Pejabat tersebut meyakini bahwa permintaan domestik yang tidak mencukupi terhadap produk-produk Tiongkok dan kelebihan kapasitas di beberapa sektor ekonomi merupakan ancaman bagi Tiongkok, sehingga menghalangi negara tersebut dalam mencapai keberlanjutan ekonomi.
Sebelumnya, pihak berwenang Tiongkok mengumumkan target pertumbuhan pada tahun 2024. Pemerintah menyatakan akan melakukan segala upaya untuk menjaga pertumbuhan ekonomi tetap stabil di sekitar 5%, angka yang digambarkan oleh banyak ahli sebagai angka yang "ambisius". Namun, faktor-faktor yang disebutkan di atas dapat menjadi penghambat dan memberikan tekanan pada negara dengan perekonomian terbesar kedua di dunia itu.
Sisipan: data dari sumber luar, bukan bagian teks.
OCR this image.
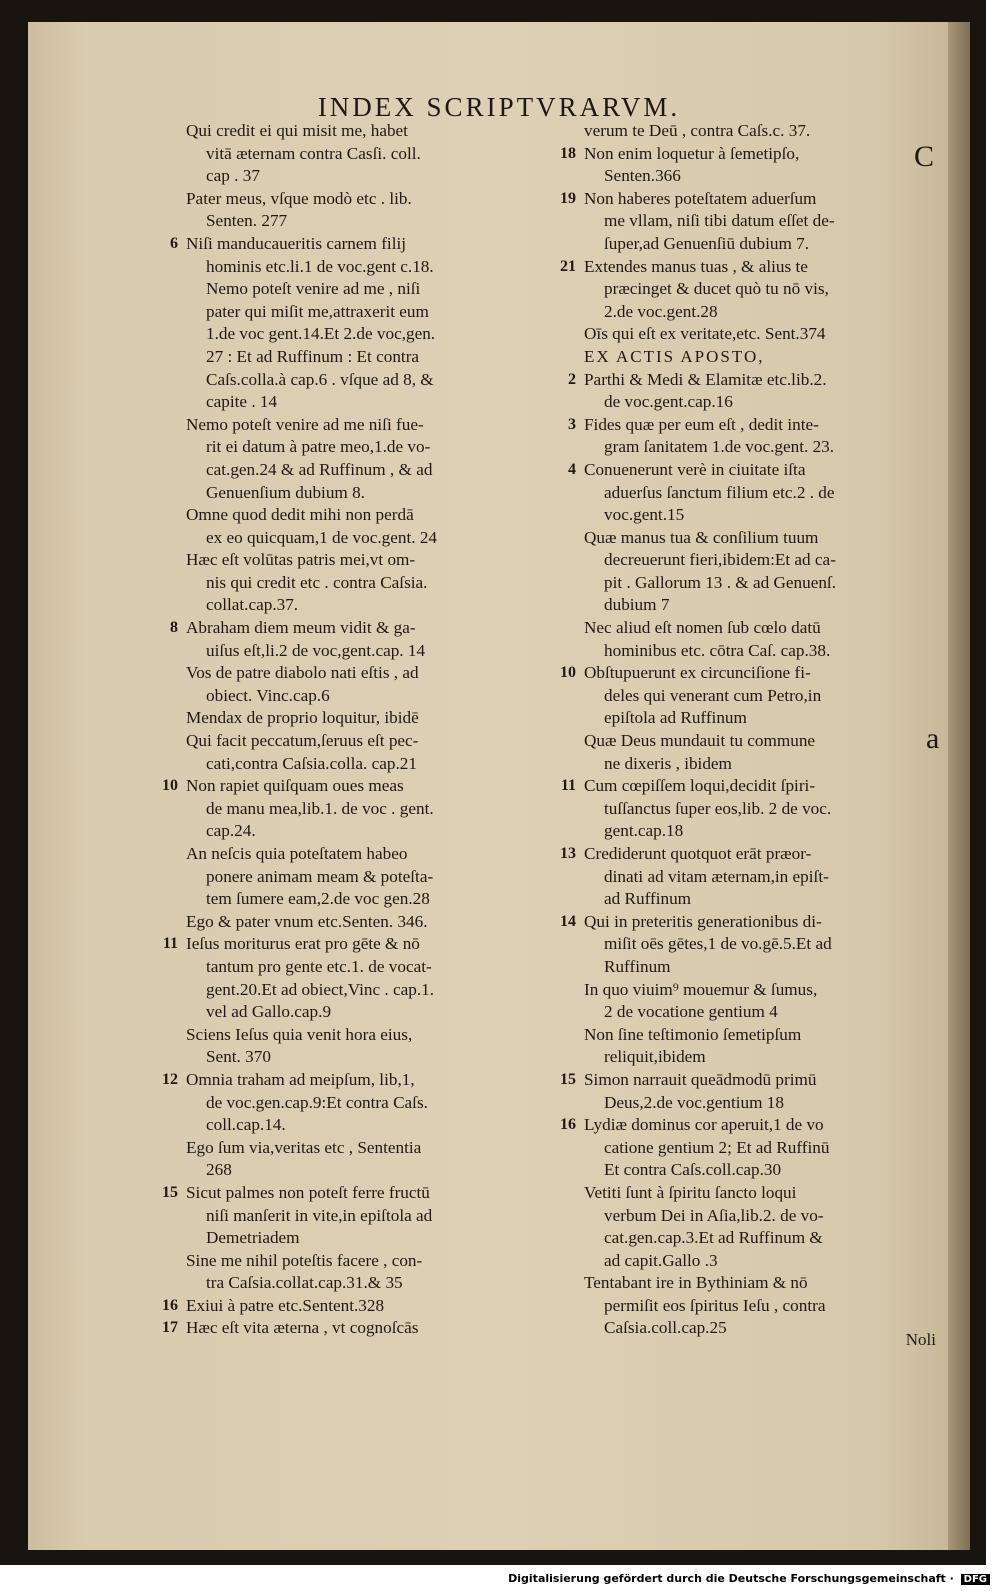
INDEX SCRIPTVRARVM.
C
a
Qui credit ei qui misit me, habet
vitā æternam contra Casſi. coll.
cap . 37
Pater meus, vſque modò etc . lib.
Senten. 277
6 Niſi manducaueritis carnem filij
hominis etc.li.1 de voc.gent c.18.
Nemo poteſt venire ad me , niſi
pater qui miſit me,attraxerit eum
1.de voc gent.14.Et 2.de voc,gen.
27 : Et ad Ruffinum : Et contra
Caſs.colla.à cap.6 . vſque ad 8, &
capite . 14
Nemo poteſt venire ad me niſi fue-
rit ei datum à patre meo,1.de vo-
cat.gen.24 & ad Ruffinum , & ad
Genuenſium dubium 8.
Omne quod dedit mihi non perdā
ex eo quicquam,1 de voc.gent. 24
Hæc eſt volūtas patris mei,vt om-
nis qui credit etc . contra Caſsia.
collat.cap.37.
8 Abraham diem meum vidit & ga-
uiſus eſt,li.2 de voc,gent.cap. 14
Vos de patre diabolo nati eſtis , ad
obiect. Vinc.cap.6
Mendax de proprio loquitur, ibidē
Qui facit peccatum,ſeruus eſt pec-
cati,contra Caſsia.colla. cap.21
10 Non rapiet quiſquam oues meas
de manu mea,lib.1. de voc . gent.
cap.24.
An neſcis quia poteſtatem habeo
ponere animam meam & poteſta-
tem ſumere eam,2.de voc gen.28
Ego & pater vnum etc.Senten. 346.
11 Ieſus moriturus erat pro gēte & nō
tantum pro gente etc.1. de vocat-
gent.20.Et ad obiect,Vinc . cap.1.
vel ad Gallo.cap.9
Sciens Ieſus quia venit hora eius,
Sent. 370
12 Omnia traham ad meipſum, lib,1,
de voc.gen.cap.9:Et contra Caſs.
coll.cap.14.
Ego ſum via,veritas etc , Sententia
268
15 Sicut palmes non poteſt ferre fructū
niſi manſerit in vite,in epiſtola ad
Demetriadem
Sine me nihil poteſtis facere , con-
tra Caſsia.collat.cap.31.& 35
16 Exiui à patre etc.Sentent.328
17 Hæc eſt vita æterna , vt cognoſcās
verum te Deū , contra Caſs.c. 37.
18 Non enim loquetur à ſemetipſo,
Senten.366
19 Non haberes poteſtatem aduerſum
me vllam, niſi tibi datum eſſet de-
ſuper,ad Genuenſiū dubium 7.
21 Extendes manus tuas , & alius te
præcinget & ducet quò tu nō vis,
2.de voc.gent.28
Oīs qui eſt ex veritate,etc. Sent.374
EX ACTIS APOSTO,
2 Parthi & Medi & Elamitæ etc.lib.2.
de voc.gent.cap.16
3 Fides quæ per eum eſt , dedit inte-
gram ſanitatem 1.de voc.gent. 23.
4 Conuenerunt verè in ciuitate iſta
aduerſus ſanctum filium etc.2 . de
voc.gent.15
Quæ manus tua & conſilium tuum
decreuerunt fieri,ibidem:Et ad ca-
pit . Gallorum 13 . & ad Genuenſ.
dubium 7
Nec aliud eſt nomen ſub cœlo datū
hominibus etc. cōtra Caſ. cap.38.
10 Obſtupuerunt ex circunciſione fi-
deles qui venerant cum Petro,in
epiſtola ad Ruffinum
Quæ Deus mundauit tu commune
ne dixeris , ibidem
11 Cum cœpiſſem loqui,decidit ſpiri-
tuſſanctus ſuper eos,lib. 2 de voc.
gent.cap.18
13 Crediderunt quotquot erāt præor-
dinati ad vitam æternam,in epiſt-
ad Ruffinum
14 Qui in preteritis generationibus di-
miſit oēs gētes,1 de vo.gē.5.Et ad
Ruffinum
In quo viuim⁹ mouemur & ſumus,
2 de vocatione gentium 4
Non ſine teſtimonio ſemetipſum
reliquit,ibidem
15 Simon narrauit queādmodū primū
Deus,2.de voc.gentium 18
16 Lydiæ dominus cor aperuit,1 de vo
catione gentium 2; Et ad Ruffinū
Et contra Caſs.coll.cap.30
Vetiti ſunt à ſpiritu ſancto loqui
verbum Dei in Aſia,lib.2. de vo-
cat.gen.cap.3.Et ad Ruffinum &
ad capit.Gallo .3
Tentabant ire in Bythiniam & nō
permiſit eos ſpiritus Ieſu , contra
Caſsia.coll.cap.25
Noli
Digitalisierung gefördert durch die Deutsche Forschungsgemeinschaft · DFG
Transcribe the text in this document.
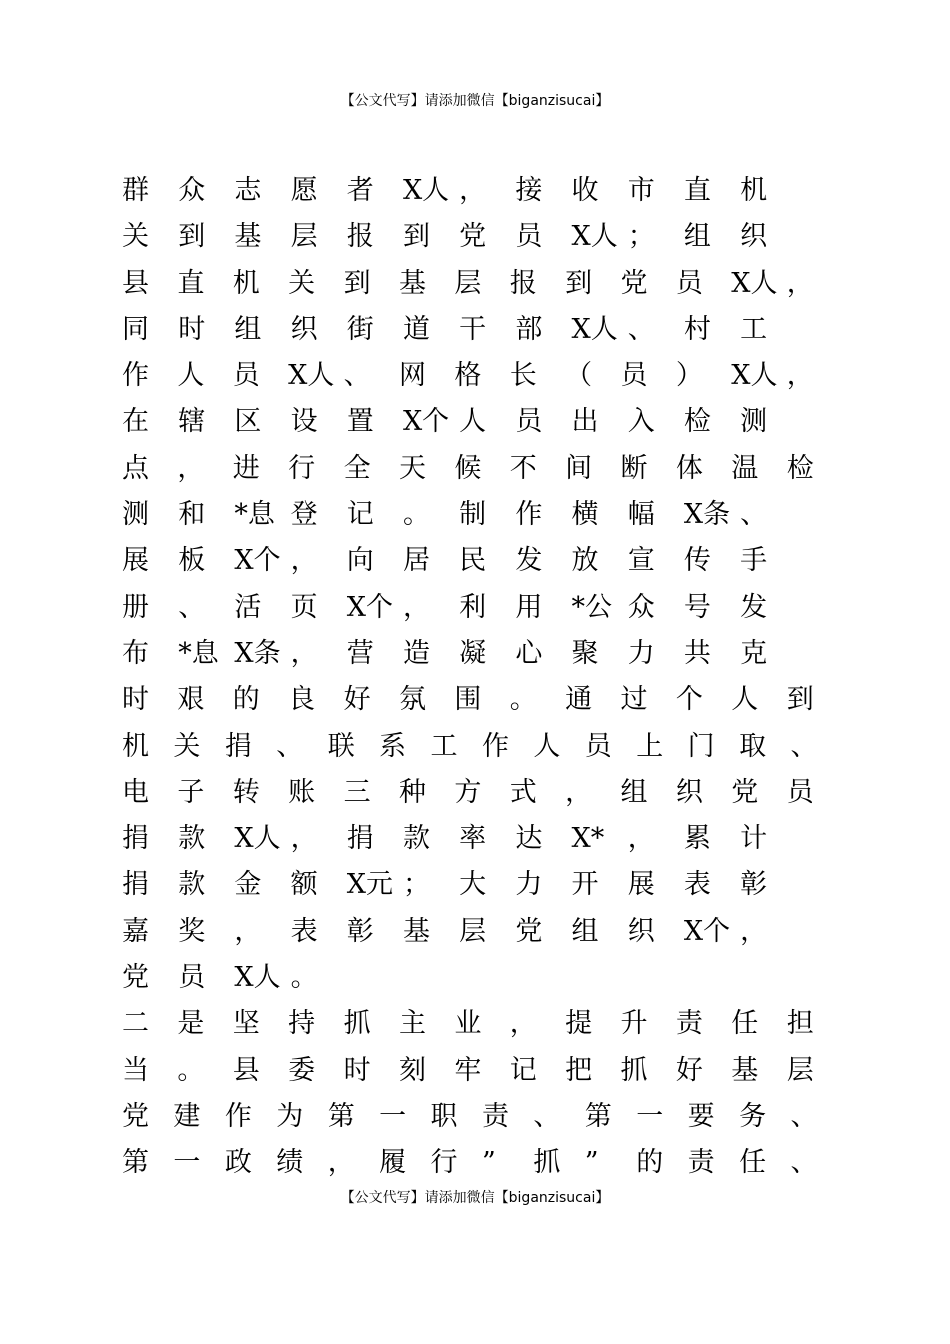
【公文代写】请添加微信【biganzisucai】
群	众	志	愿	者	X人 ，	接	收	市	直	机
关	到	基	层	报	到	党	员	X人 ；	组	织
县	直	机	关	到	基	层	报	到	党	员	X人 ，
同	时	组	织	街	道	干	部	X人 、	村	工
作	人	员	X人 、	网	格	长	（	员	）	X人 ，
在	辖	区	设	置	X个 人	员	出	入	检	测
点	，	进	行	全	天	候	不	间	断	体	温	检
测	和	*息 登	记	。	制	作	横	幅	X条 、
展	板	X个 ，	向	居	民	发	放	宣	传	手
册	、	活	页	X个 ，	利	用	*公 众	号	发
布	*息 X条 ，	营	造	凝	心	聚	力	共	克
时	艰	的	良	好	氛	围	。	通	过	个	人	到
机 关 捐 、 联 系 工 作 人 员 上 门 取 、
电	子	转	账	三	种	方	式	，	组	织	党	员
捐	款	X人 ，	捐	款	率	达	X* ，	累	计
捐	款	金	额	X元 ；	大	力	开	展	表	彰
嘉	奖	，	表	彰	基	层	党	组	织	X个 ，
党	员	X人 。
二	是	坚	持	抓	主	业	，	提	升	责	任	担
当	。	县	委	时	刻	牢	记	把	抓	好	基	层
党 建 作 为 第 一 职 责 、 第 一 要 务 、
第 一 政 绩 ， 履 行 ”	抓 ”	的 责 任 、
【公文代写】请添加微信【biganzisucai】
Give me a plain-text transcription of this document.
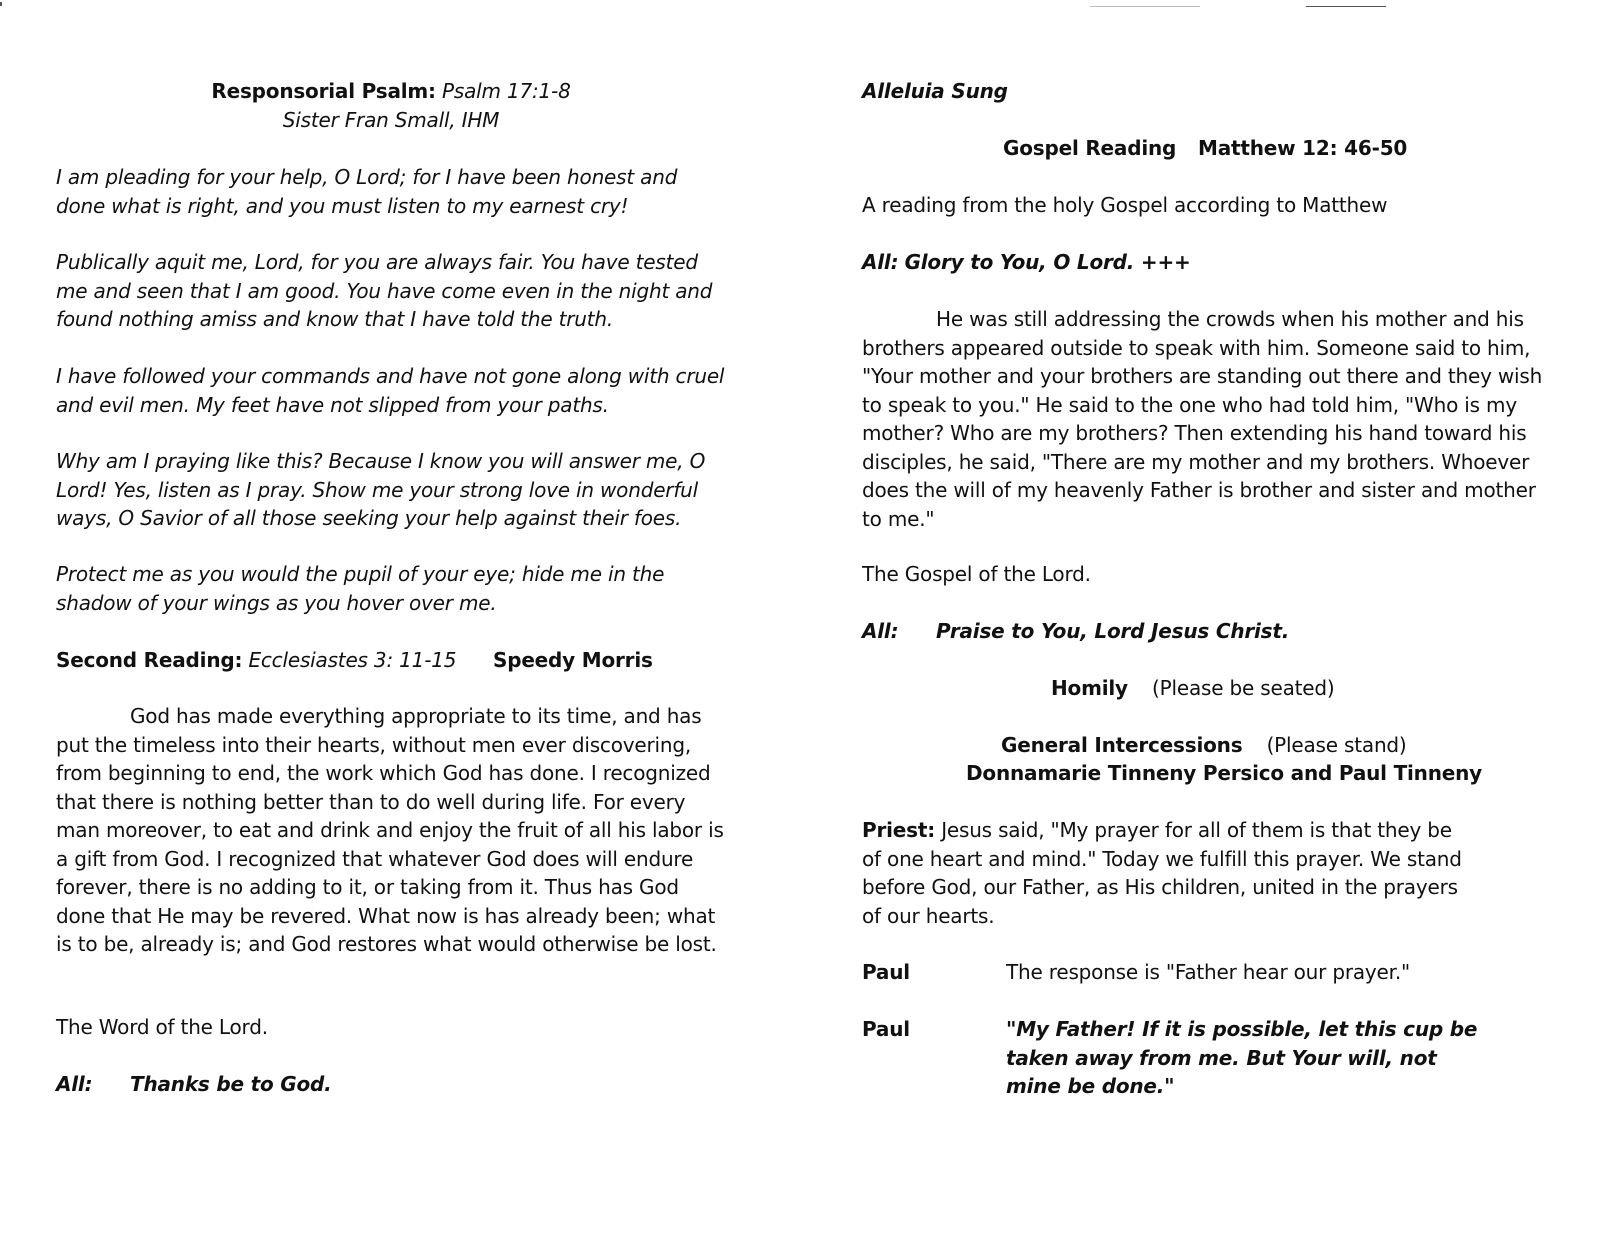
Responsorial Psalm: Psalm 17:1-8

Sister Fran Small, IHM

I am pleading for your help, O Lord; for I have been honest and done what is right, and you must listen to my earnest cry!

Publically aquit me, Lord, for you are always fair. You have tested me and seen that I am good. You have come even in the night and found nothing amiss and know that I have told the truth.

I have followed your commands and have not gone along with cruel and evil men. My feet have not slipped from your paths.

Why am I praying like this? Because I know you will answer me, O Lord! Yes, listen as I pray. Show me your strong love in wonderful ways, O Savior of all those seeking your help against their foes.

Protect me as you would the pupil of your eye; hide me in the shadow of your wings as you hover over me.

Second Reading: Ecclesiastes 3: 11-15 Speedy Morris

God has made everything appropriate to its time, and has put the timeless into their hearts, without men ever discovering, from beginning to end, the work which God has done. I recognized that there is nothing better than to do well during life. For every man moreover, to eat and drink and enjoy the fruit of all his labor is a gift from God. I recognized that whatever God does will endure forever, there is no adding to it, or taking from it. Thus has God done that He may be revered. What now is has already been; what is to be, already is; and God restores what would otherwise be lost.

The Word of the Lord.

All: Thanks be to God.

Alleluia Sung

Gospel Reading Matthew 12: 46-50

A reading from the holy Gospel according to Matthew

All: Glory to You, O Lord. +++

He was still addressing the crowds when his mother and his brothers appeared outside to speak with him. Someone said to him, "Your mother and your brothers are standing out there and they wish to speak to you." He said to the one who had told him, "Who is my mother? Who are my brothers? Then extending his hand toward his disciples, he said, "There are my mother and my brothers. Whoever does the will of my heavenly Father is brother and sister and mother to me."

The Gospel of the Lord.

All: Praise to You, Lord Jesus Christ.
Homily (Please be seated)
General Intercessions (Please stand)

Donnamarie Tinneny Persico and Paul Tinneny

Priest: Jesus said, "My prayer for all of them is that they be of one heart and mind." Today we fulfill this prayer. We stand before God, our Father, as His children, united in the prayers of our hearts.
Paul	The response is "Father hear our prayer."
Paul	"My Father! If it is possible, let this cup be taken away from me. But Your will, not mine be done."
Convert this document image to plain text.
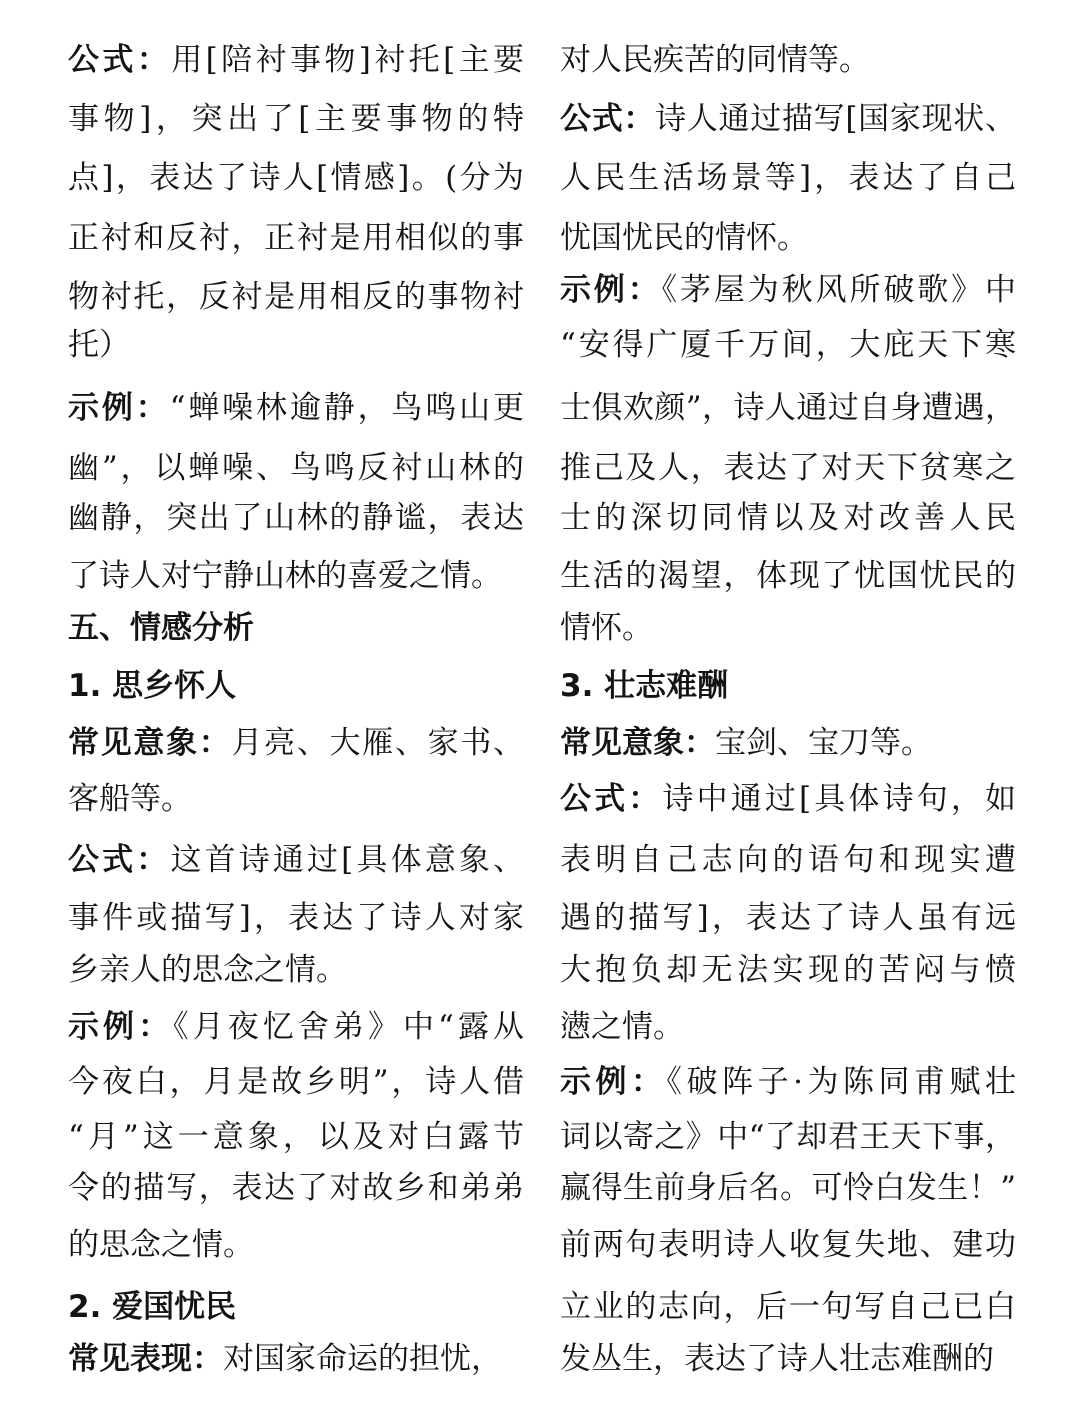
公式：用[陪衬事物]衬托[主要
事物]，突出了[主要事物的特
点]，表达了诗人[情感]。(分为
正衬和反衬，正衬是用相似的事
物衬托，反衬是用相反的事物衬
托）
示例：“蝉噪林逾静，鸟鸣山更
幽”，以蝉噪、鸟鸣反衬山林的
幽静，突出了山林的静谧，表达
了诗人对宁静山林的喜爱之情。
五、情感分析
1. 思乡怀人
常见意象：月亮、大雁、家书、
客船等。
公式：这首诗通过[具体意象、
事件或描写]，表达了诗人对家
乡亲人的思念之情。
示例：《月夜忆舍弟》中“露从
今夜白，月是故乡明”，诗人借
“月”这一意象，以及对白露节
令的描写，表达了对故乡和弟弟
的思念之情。
2. 爱国忧民
常见表现：对国家命运的担忧，
对人民疾苦的同情等。
公式：诗人通过描写[国家现状、
人民生活场景等]，表达了自己
忧国忧民的情怀。
示例：《茅屋为秋风所破歌》中
“安得广厦千万间，大庇天下寒
士俱欢颜”，诗人通过自身遭遇，
推己及人，表达了对天下贫寒之
士的深切同情以及对改善人民
生活的渴望，体现了忧国忧民的
情怀。
3. 壮志难酬
常见意象：宝剑、宝刀等。
公式：诗中通过[具体诗句，如
表明自己志向的语句和现实遭
遇的描写]，表达了诗人虽有远
大抱负却无法实现的苦闷与愤
懑之情。
示例：《破阵子·为陈同甫赋壮
词以寄之》中“了却君王天下事，
赢得生前身后名。可怜白发生！”
前两句表明诗人收复失地、建功
立业的志向，后一句写自己已白
发丛生，表达了诗人壮志难酬的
Perdana Menteri Tiongkok juga prihatin dengan berbagai risiko lain yang dapat menghambat pelaksanaan tugas yang ditetapkan oleh pemerintah. “Landasan untuk pemulihan berkelanjutan dan peningkatan perekonomian negara kita masih belum kokoh,” tegas Li.
Pada akhir Januari, pejabat tersebut menyatakan perekonomian nasional tumbuh pada laju tahunan 5,2% pada tahun lalu. Berdasarkan estimasi para analis, target pertumbuhan PDB yang ditetapkan pemerintah daerah pada tahun 2024 saat ini hampir menyamai angka yang dicapai pada tahun 2023.